Dudley, J – WRc plc
(free)The common view of chemical phosphorus removal is an equilibrium reaction between phosphate and iron or aluminium, resulting in the precipitation of a metal phosphate complex. A comprehensive model based on this was developed by Jenkins and Hermanowicz (1993). This view has been replaced by an alternative interpretation (surface complexation modelling), where the dominant mechanism at typical wastewater pH values is the precipitation of iron or aluminium hydroxide, with subsequent phosphate adsorption onto the hydroxide surface (Takács et al., 2006, 2011; Smith et al., 2008a, 2008b, 2011; Szabó et al. 2008) and has been accorded the status of the current best understanding of chemical phosphorus removal (WERF, 2008; WEF, 2008).
The Smith model has been extended to include the effects of alkalinity and sulphide on precipitation, competition for hydroxide surface by COD, the inclusion of temperature sensitivity, and the inclusion of pH as a calculated output.

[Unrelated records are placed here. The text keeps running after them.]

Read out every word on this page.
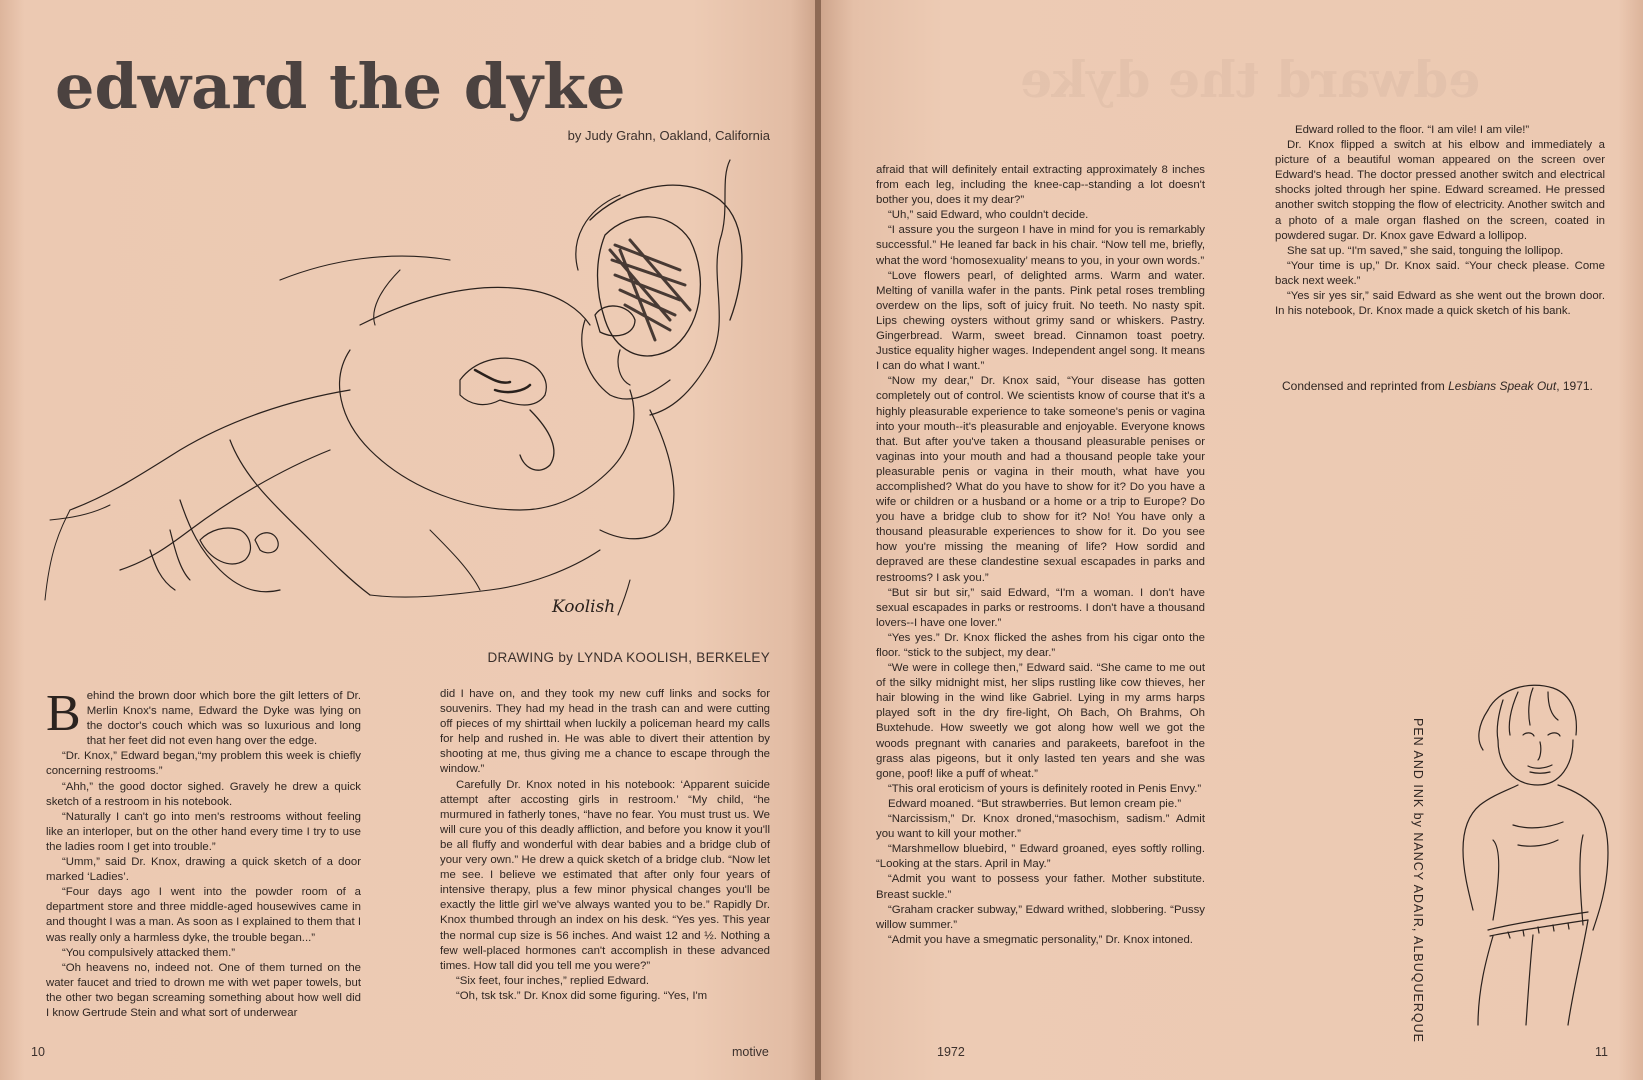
edward the dyke
by Judy Grahn, Oakland, California
Koolish
DRAWING by LYNDA KOOLISH, BERKELEY

Behind the brown door which bore the gilt letters of Dr. Merlin Knox's name, Edward the Dyke was lying on the doctor's couch which was so luxurious and long that her feet did not even hang over the edge.

“Dr. Knox,” Edward began,“my problem this week is chiefly concerning restrooms.”

“Ahh,” the good doctor sighed. Gravely he drew a quick sketch of a restroom in his notebook.

“Naturally I can't go into men's restrooms without feeling like an interloper, but on the other hand every time I try to use the ladies room I get into trouble.”

“Umm,” said Dr. Knox, drawing a quick sketch of a door marked ‘Ladies’.

“Four days ago I went into the powder room of a department store and three middle-aged housewives came in and thought I was a man. As soon as I explained to them that I was really only a harmless dyke, the trouble began...”

“You compulsively attacked them.”

“Oh heavens no, indeed not. One of them turned on the water faucet and tried to drown me with wet paper towels, but the other two began screaming something about how well did I know Gertrude Stein and what sort of underwear

did I have on, and they took my new cuff links and socks for souvenirs. They had my head in the trash can and were cutting off pieces of my shirttail when luckily a policeman heard my calls for help and rushed in. He was able to divert their attention by shooting at me, thus giving me a chance to escape through the window.”

Carefully Dr. Knox noted in his notebook: ‘Apparent suicide attempt after accosting girls in restroom.’ “My child, “he murmured in fatherly tones, “have no fear. You must trust us. We will cure you of this deadly affliction, and before you know it you'll be all fluffy and wonderful with dear babies and a bridge club of your very own.” He drew a quick sketch of a bridge club. “Now let me see. I believe we estimated that after only four years of intensive therapy, plus a few minor physical changes you'll be exactly the little girl we've always wanted you to be.” Rapidly Dr. Knox thumbed through an index on his desk. “Yes yes. This year the normal cup size is 56 inches. And waist 12 and ½. Nothing a few well-placed hormones can't accomplish in these advanced times. How tall did you tell me you were?”

“Six feet, four inches,” replied Edward.

“Oh, tsk tsk.” Dr. Knox did some figuring. “Yes, I'm

10	motive
edward the dyke

afraid that will definitely entail extracting approximately 8 inches from each leg, including the knee-cap--standing a lot doesn't bother you, does it my dear?”

“Uh,” said Edward, who couldn't decide.

“I assure you the surgeon I have in mind for you is remarkably successful.” He leaned far back in his chair. “Now tell me, briefly, what the word ‘homosexuality’ means to you, in your own words.”

“Love flowers pearl, of delighted arms. Warm and water. Melting of vanilla wafer in the pants. Pink petal roses trembling overdew on the lips, soft of juicy fruit. No teeth. No nasty spit. Lips chewing oysters without grimy sand or whiskers. Pastry. Gingerbread. Warm, sweet bread. Cinnamon toast poetry. Justice equality higher wages. Independent angel song. It means I can do what I want.”

“Now my dear,” Dr. Knox said, “Your disease has gotten completely out of control. We scientists know of course that it's a highly pleasurable experience to take someone's penis or vagina into your mouth--it's pleasurable and enjoyable. Everyone knows that. But after you've taken a thousand pleasurable penises or vaginas into your mouth and had a thousand people take your pleasurable penis or vagina in their mouth, what have you accomplished? What do you have to show for it? Do you have a wife or children or a husband or a home or a trip to Europe? Do you have a bridge club to show for it? No! You have only a thousand pleasurable experiences to show for it. Do you see how you're missing the meaning of life? How sordid and depraved are these clandestine sexual escapades in parks and restrooms? I ask you.”

“But sir but sir,” said Edward, “I'm a woman. I don't have sexual escapades in parks or restrooms. I don't have a thousand lovers--I have one lover.”

“Yes yes.” Dr. Knox flicked the ashes from his cigar onto the floor. “stick to the subject, my dear.”

“We were in college then,” Edward said. “She came to me out of the silky midnight mist, her slips rustling like cow thieves, her hair blowing in the wind like Gabriel. Lying in my arms harps played soft in the dry fire-light, Oh Bach, Oh Brahms, Oh Buxtehude. How sweetly we got along how well we got the woods pregnant with canaries and parakeets, barefoot in the grass alas pigeons, but it only lasted ten years and she was gone, poof! like a puff of wheat.”

“This oral eroticism of yours is definitely rooted in Penis Envy.”

Edward moaned. “But strawberries. But lemon cream pie.”

“Narcissism,” Dr. Knox droned,“masochism, sadism.” Admit you want to kill your mother.”

“Marshmellow bluebird, ” Edward groaned, eyes softly rolling. “Looking at the stars. April in May.”

“Admit you want to possess your father. Mother substitute. Breast suckle.”

“Graham cracker subway,” Edward writhed, slobbering. “Pussy willow summer.”

“Admit you have a smegmatic personality,” Dr. Knox intoned.

Edward rolled to the floor. “I am vile! I am vile!”

Dr. Knox flipped a switch at his elbow and immediately a picture of a beautiful woman appeared on the screen over Edward's head. The doctor pressed another switch and electrical shocks jolted through her spine. Edward screamed. He pressed another switch stopping the flow of electricity. Another switch and a photo of a male organ flashed on the screen, coated in powdered sugar. Dr. Knox gave Edward a lollipop.

She sat up. “I'm saved,” she said, tonguing the lollipop.

“Your time is up,” Dr. Knox said. “Your check please. Come back next week.”

“Yes sir yes sir,” said Edward as she went out the brown door. In his notebook, Dr. Knox made a quick sketch of his bank.

Condensed and reprinted from Lesbians Speak Out, 1971.
PEN AND INK by NANCY ADAIR, ALBUQUERQUE
1972	11
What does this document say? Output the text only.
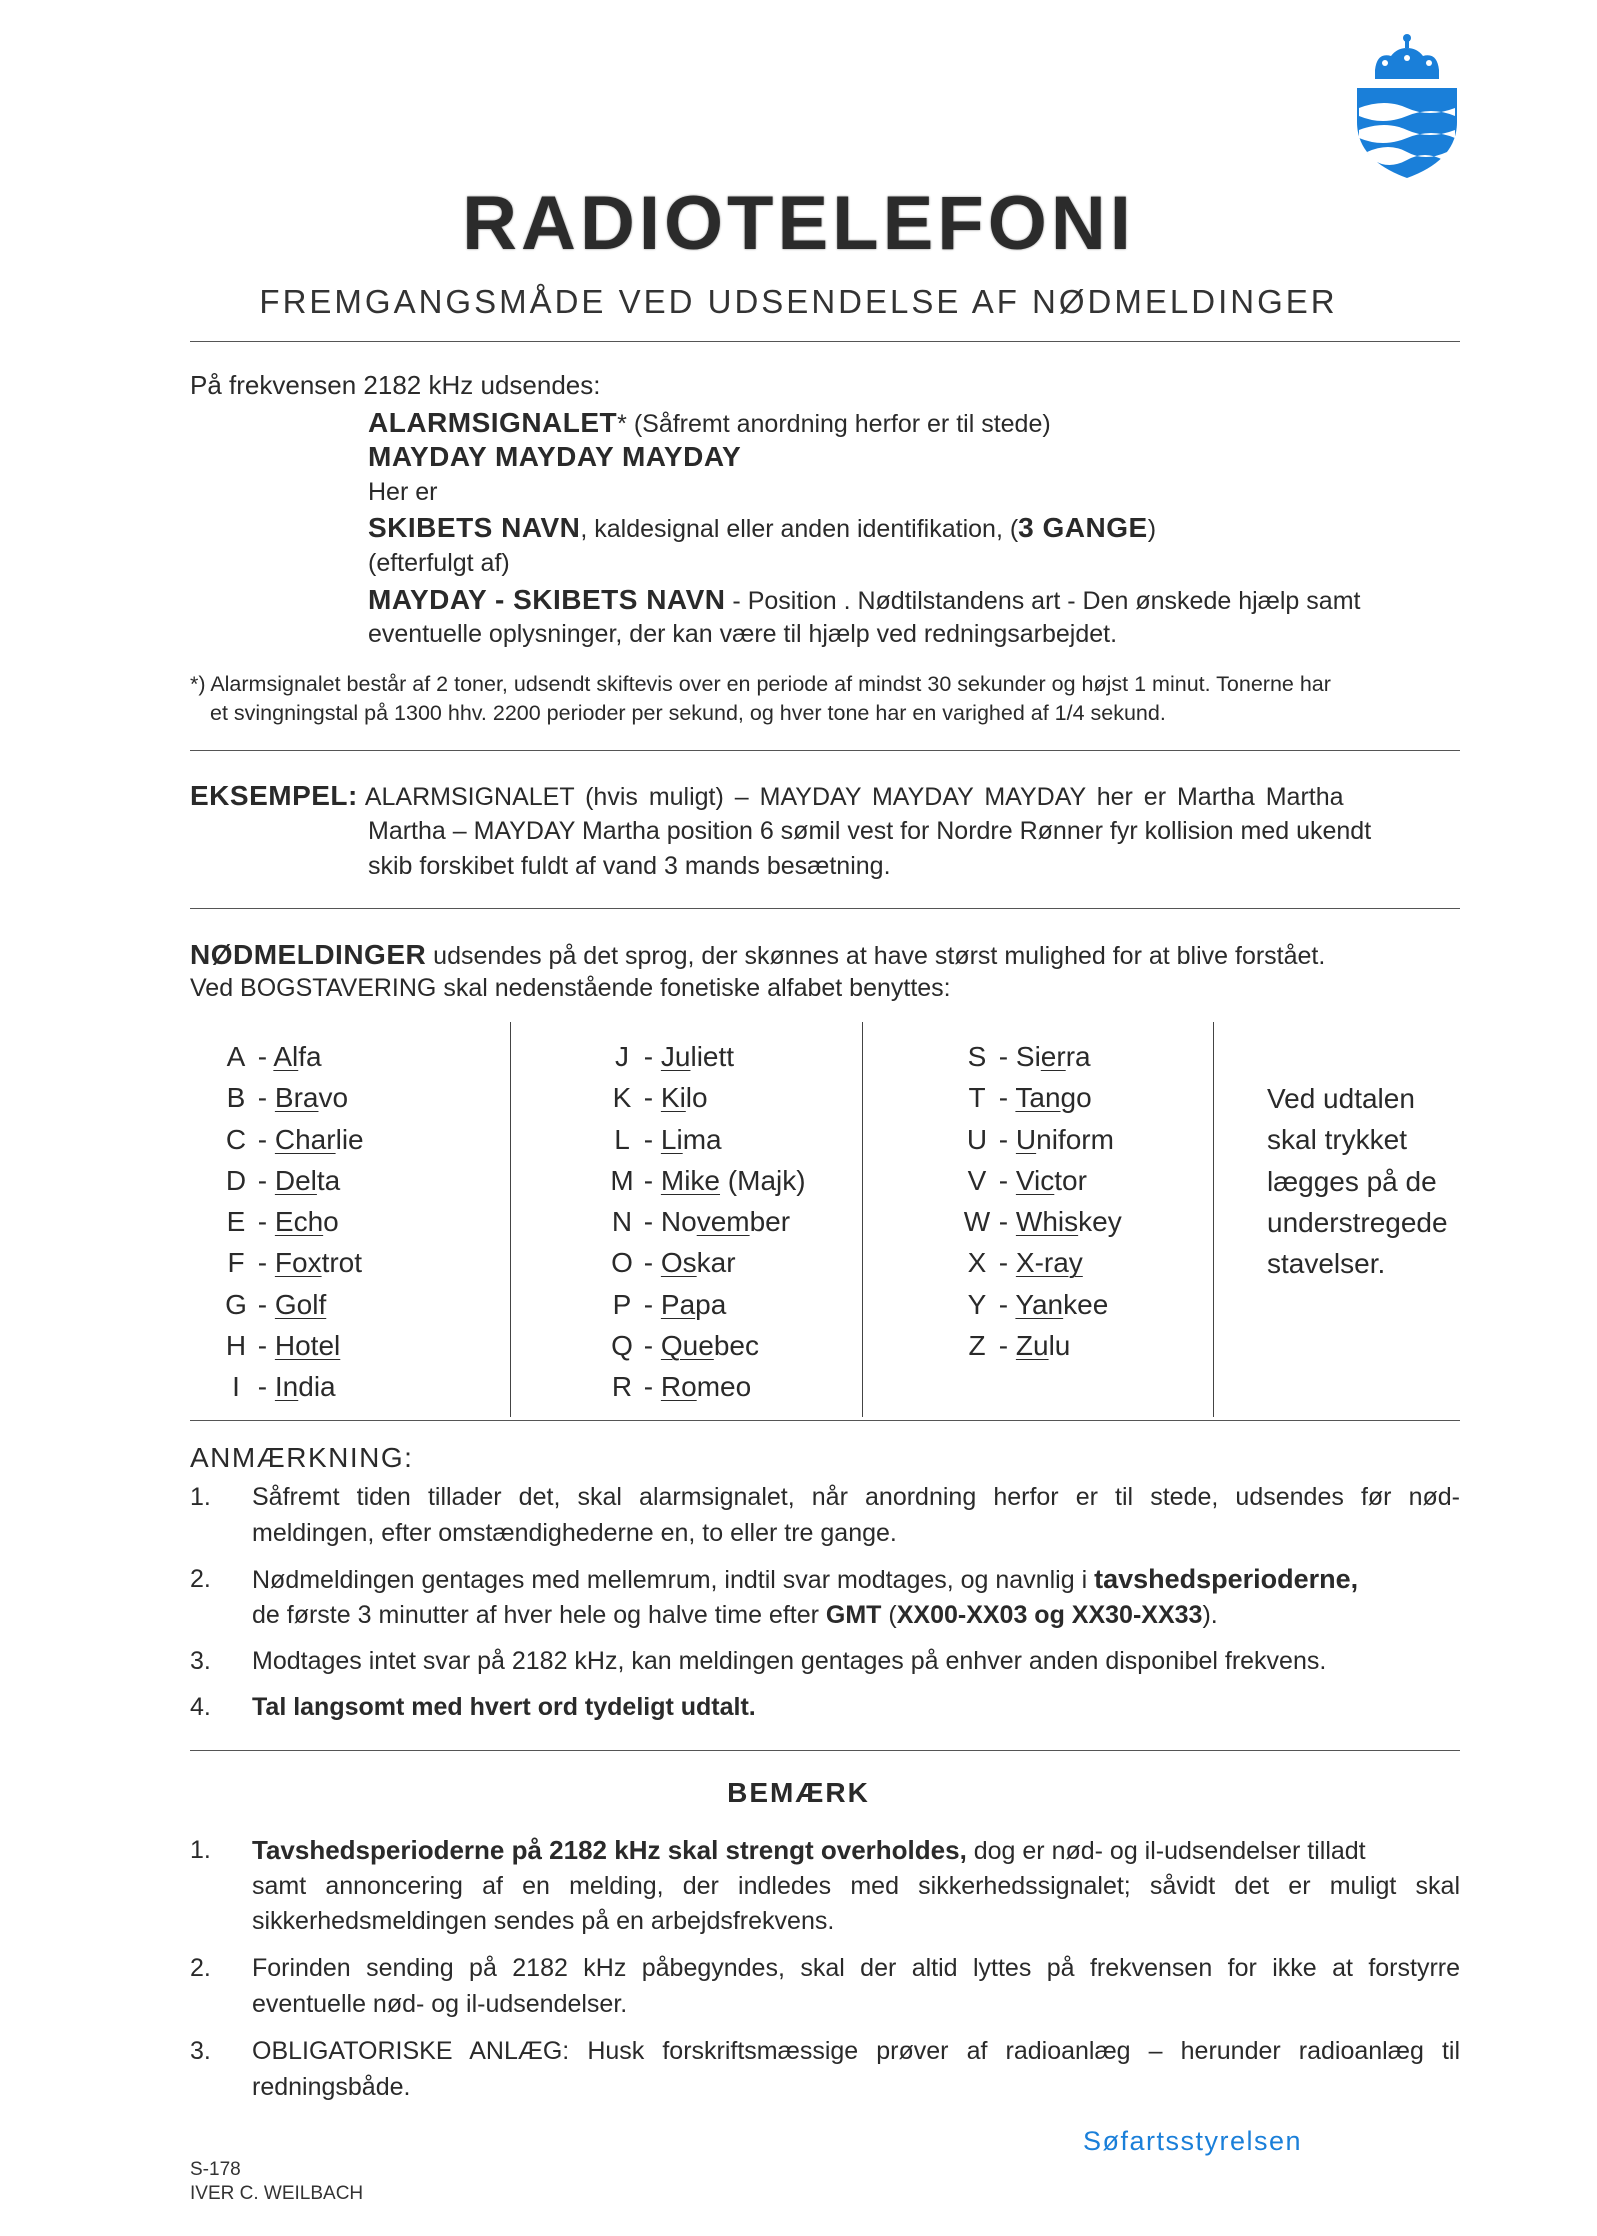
RADIOTELEFONI
FREMGANGSMÅDE VED UDSENDELSE AF NØDMELDINGER
På frekvensen 2182 kHz udsendes:
ALARMSIGNALET* (Såfremt anordning herfor er til stede)
MAYDAY MAYDAY MAYDAY
Her er
SKIBETS NAVN, kaldesignal eller anden identifikation, (3 GANGE)
(efterfulgt af)
MAYDAY - SKIBETS NAVN - Position . Nødtilstandens art - Den ønskede hjælp samt
eventuelle oplysninger, der kan være til hjælp ved redningsarbejdet.
*) Alarmsignalet består af 2 toner, udsendt skiftevis over en periode af mindst 30 sekunder og højst 1 minut. Tonerne har
et svingningstal på 1300 hhv. 2200 perioder per sekund, og hver tone har en varighed af 1/4 sekund.
EKSEMPEL: ALARMSIGNALET (hvis muligt) – MAYDAY MAYDAY MAYDAY her er Martha Martha
Martha – MAYDAY Martha position 6 sømil vest for Nordre Rønner fyr kollision med ukendt
skib forskibet fuldt af vand 3 mands besætning.
NØDMELDINGER udsendes på det sprog, der skønnes at have størst mulighed for at blive forstået.
Ved BOGSTAVERING skal nedenstående fonetiske alfabet benyttes:
A - Alfa
B - Bravo
C - Charlie
D - Delta
E - Echo
F - Foxtrot
G - Golf
H - Hotel
I - India
J - Juliett
K - Kilo
L - Lima
M - Mike (Majk)
N - November
O - Oskar
P - Papa
Q - Quebec
R - Romeo
S - Sierra
T - Tango
U - Uniform
V - Victor
W - Whiskey
X - X-ray
Y - Yankee
Z - Zulu
Ved udtalen
skal trykket
lægges på de
understregede
stavelser.
ANMÆRKNING:
1. Såfremt tiden tillader det, skal alarmsignalet, når anordning herfor er til stede, udsendes før nød-
meldingen, efter omstændighederne en, to eller tre gange.
2. Nødmeldingen gentages med mellemrum, indtil svar modtages, og navnlig i tavshedsperioderne,
de første 3 minutter af hver hele og halve time efter GMT (XX00-XX03 og XX30-XX33).
3. Modtages intet svar på 2182 kHz, kan meldingen gentages på enhver anden disponibel frekvens.
4. Tal langsomt med hvert ord tydeligt udtalt.
BEMÆRK
1. Tavshedsperioderne på 2182 kHz skal strengt overholdes, dog er nød- og il-udsendelser tilladt
samt annoncering af en melding, der indledes med sikkerhedssignalet; såvidt det er muligt skal
sikkerhedsmeldingen sendes på en arbejdsfrekvens.
2. Forinden sending på 2182 kHz påbegyndes, skal der altid lyttes på frekvensen for ikke at forstyrre
eventuelle nød- og il-udsendelser.
3. OBLIGATORISKE ANLÆG: Husk forskriftsmæssige prøver af radioanlæg – herunder radioanlæg til
redningsbåde.
Søfartsstyrelsen
S-178
IVER C. WEILBACH
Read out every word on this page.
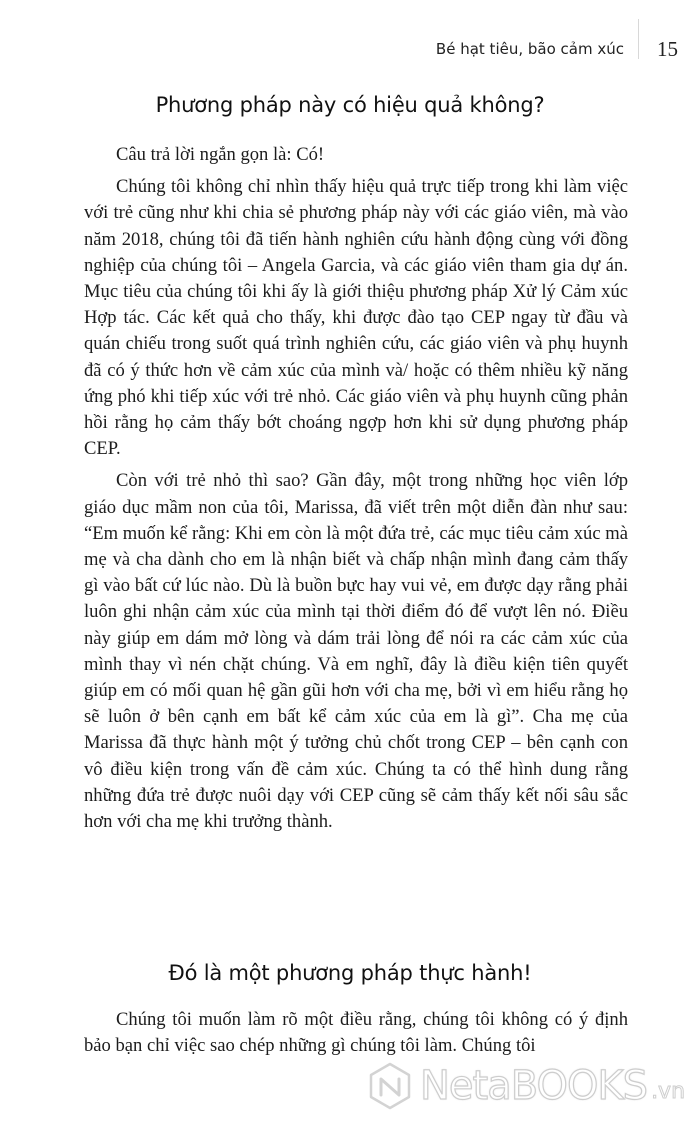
Bé hạt tiêu, bão cảm xúc	15
Phương pháp này có hiệu quả không?

Câu trả lời ngắn gọn là: Có!

Chúng tôi không chỉ nhìn thấy hiệu quả trực tiếp trong khi làm việc với trẻ cũng như khi chia sẻ phương pháp này với các giáo viên, mà vào năm 2018, chúng tôi đã tiến hành nghiên cứu hành động cùng với đồng nghiệp của chúng tôi – Angela Garcia, và các giáo viên tham gia dự án. Mục tiêu của chúng tôi khi ấy là giới thiệu phương pháp Xử lý Cảm xúc Hợp tác. Các kết quả cho thấy, khi được đào tạo CEP ngay từ đầu và quán chiếu trong suốt quá trình nghiên cứu, các giáo viên và phụ huynh đã có ý thức hơn về cảm xúc của mình và/ hoặc có thêm nhiều kỹ năng ứng phó khi tiếp xúc với trẻ nhỏ. Các giáo viên và phụ huynh cũng phản hồi rằng họ cảm thấy bớt choáng ngợp hơn khi sử dụng phương pháp CEP.

Còn với trẻ nhỏ thì sao? Gần đây, một trong những học viên lớp giáo dục mầm non của tôi, Marissa, đã viết trên một diễn đàn như sau: “Em muốn kể rằng: Khi em còn là một đứa trẻ, các mục tiêu cảm xúc mà mẹ và cha dành cho em là nhận biết và chấp nhận mình đang cảm thấy gì vào bất cứ lúc nào. Dù là buồn bực hay vui vẻ, em được dạy rằng phải luôn ghi nhận cảm xúc của mình tại thời điểm đó để vượt lên nó. Điều này giúp em dám mở lòng và dám trải lòng để nói ra các cảm xúc của mình thay vì nén chặt chúng. Và em nghĩ, đây là điều kiện tiên quyết giúp em có mối quan hệ gần gũi hơn với cha mẹ, bởi vì em hiểu rằng họ sẽ luôn ở bên cạnh em bất kể cảm xúc của em là gì”. Cha mẹ của Marissa đã thực hành một ý tưởng chủ chốt trong CEP – bên cạnh con vô điều kiện trong vấn đề cảm xúc. Chúng ta có thể hình dung rằng những đứa trẻ được nuôi dạy với CEP cũng sẽ cảm thấy kết nối sâu sắc hơn với cha mẹ khi trưởng thành.

Đó là một phương pháp thực hành!

Chúng tôi muốn làm rõ một điều rằng, chúng tôi không có ý định bảo bạn chỉ việc sao chép những gì chúng tôi làm. Chúng tôi

NetaBOOKS .vn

WRc, supported by UK water companies, has evaluated this model at five UK sites. The model has one site-specific calibration parameter and the paper will describe the range found for the five sites, which is larger than that proposed in the original papers. The model explains why there can be an order of magnitude difference in performance between different sites for the same chemical dose.